You can modify this file according to your configuration:
connection_string : postgresql+psycopg2://postgres:root@localhost:5432
take a look to SQLAlchemy documentation for more information.
OlaPy ETL¶
NOTE: this part is working only with Python 3.5+.
OlaPy ETL can be used if you have an excel file (one sheet) contains all your data in order to let OlaPy make necessary transformations relative to its rules on your data.

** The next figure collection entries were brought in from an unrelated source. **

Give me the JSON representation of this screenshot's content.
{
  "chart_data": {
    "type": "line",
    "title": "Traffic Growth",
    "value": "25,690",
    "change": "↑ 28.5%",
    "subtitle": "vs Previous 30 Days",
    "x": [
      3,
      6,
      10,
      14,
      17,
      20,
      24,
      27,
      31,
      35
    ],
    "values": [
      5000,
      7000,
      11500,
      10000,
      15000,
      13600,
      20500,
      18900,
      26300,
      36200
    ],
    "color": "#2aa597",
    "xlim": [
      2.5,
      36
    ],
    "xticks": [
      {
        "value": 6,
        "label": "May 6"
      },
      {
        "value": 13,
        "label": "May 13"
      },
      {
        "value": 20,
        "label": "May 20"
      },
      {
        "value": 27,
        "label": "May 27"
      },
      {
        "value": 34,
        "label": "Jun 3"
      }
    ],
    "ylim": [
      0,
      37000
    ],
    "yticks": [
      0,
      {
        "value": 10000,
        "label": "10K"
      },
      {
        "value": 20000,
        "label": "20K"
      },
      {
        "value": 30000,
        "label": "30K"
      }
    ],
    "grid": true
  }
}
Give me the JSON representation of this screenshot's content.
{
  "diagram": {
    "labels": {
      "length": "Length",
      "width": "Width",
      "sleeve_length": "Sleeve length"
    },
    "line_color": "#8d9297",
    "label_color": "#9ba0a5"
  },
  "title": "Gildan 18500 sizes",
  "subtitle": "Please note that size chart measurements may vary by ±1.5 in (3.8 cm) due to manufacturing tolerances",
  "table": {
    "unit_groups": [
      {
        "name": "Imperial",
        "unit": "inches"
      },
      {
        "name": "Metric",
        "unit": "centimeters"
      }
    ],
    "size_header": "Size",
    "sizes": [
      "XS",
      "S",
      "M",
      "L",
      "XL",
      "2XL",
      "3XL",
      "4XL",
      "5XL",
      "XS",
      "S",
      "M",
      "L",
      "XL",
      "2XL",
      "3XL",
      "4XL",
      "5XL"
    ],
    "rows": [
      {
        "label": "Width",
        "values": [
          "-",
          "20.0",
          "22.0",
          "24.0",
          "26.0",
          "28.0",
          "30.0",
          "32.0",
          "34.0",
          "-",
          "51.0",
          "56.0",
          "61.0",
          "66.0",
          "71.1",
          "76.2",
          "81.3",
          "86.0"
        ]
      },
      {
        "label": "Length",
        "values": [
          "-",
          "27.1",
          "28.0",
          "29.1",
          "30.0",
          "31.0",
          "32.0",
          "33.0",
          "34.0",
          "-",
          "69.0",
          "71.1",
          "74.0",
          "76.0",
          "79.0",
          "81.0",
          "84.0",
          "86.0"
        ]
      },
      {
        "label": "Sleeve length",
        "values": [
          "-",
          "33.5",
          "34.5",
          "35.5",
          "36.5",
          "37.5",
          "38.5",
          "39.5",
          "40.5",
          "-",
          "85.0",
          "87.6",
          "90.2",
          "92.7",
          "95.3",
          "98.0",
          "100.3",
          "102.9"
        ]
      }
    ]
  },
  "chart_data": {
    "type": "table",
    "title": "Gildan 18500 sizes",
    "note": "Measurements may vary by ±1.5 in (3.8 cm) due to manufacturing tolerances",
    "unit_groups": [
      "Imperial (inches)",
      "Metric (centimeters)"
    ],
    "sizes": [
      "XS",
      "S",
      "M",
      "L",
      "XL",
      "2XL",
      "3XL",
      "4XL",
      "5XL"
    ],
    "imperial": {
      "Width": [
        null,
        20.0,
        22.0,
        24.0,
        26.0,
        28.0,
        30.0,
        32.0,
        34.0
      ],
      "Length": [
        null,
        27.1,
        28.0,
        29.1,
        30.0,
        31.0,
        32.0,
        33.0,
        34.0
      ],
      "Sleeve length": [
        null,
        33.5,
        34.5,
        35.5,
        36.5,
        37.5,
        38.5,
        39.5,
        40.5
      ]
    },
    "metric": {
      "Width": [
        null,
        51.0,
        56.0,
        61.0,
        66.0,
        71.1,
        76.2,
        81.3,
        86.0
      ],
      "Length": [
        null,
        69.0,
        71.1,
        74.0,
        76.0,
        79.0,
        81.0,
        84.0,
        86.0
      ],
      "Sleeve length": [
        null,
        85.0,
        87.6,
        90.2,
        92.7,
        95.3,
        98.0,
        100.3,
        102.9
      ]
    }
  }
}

To use OlaPy ETL, after installing OlaPy with python setup.py install use the following command:
etl --input_file_path=<EXCEL FILE PATH> --config_file=<CONFIG FILE PATH> [OPTIONAL] --output_cube_path=<PATH WHERE TO GENERATE THE CUBE>
config_file describe how to create the cube, here an example of the configuration file, consider this excel sheet:
Count | Continent | Country | Year | Month | Day |
---|---|---|---|---|---|
84 | America | Canada | 2010 | January 2010 | January 1,2010 |
841 | America | Canada | 2010 | January 2010 | January 2,2010 |
2 | America | United States | 2010 | January 2010 | January 3,2010 |
and we want to divide it into three table, we use a configuration file like this:
Facts: [Count] # just measures
Geography: [Continent, Country]
Date: [Year, Month, Day]
and you save it as yaml file (.yml).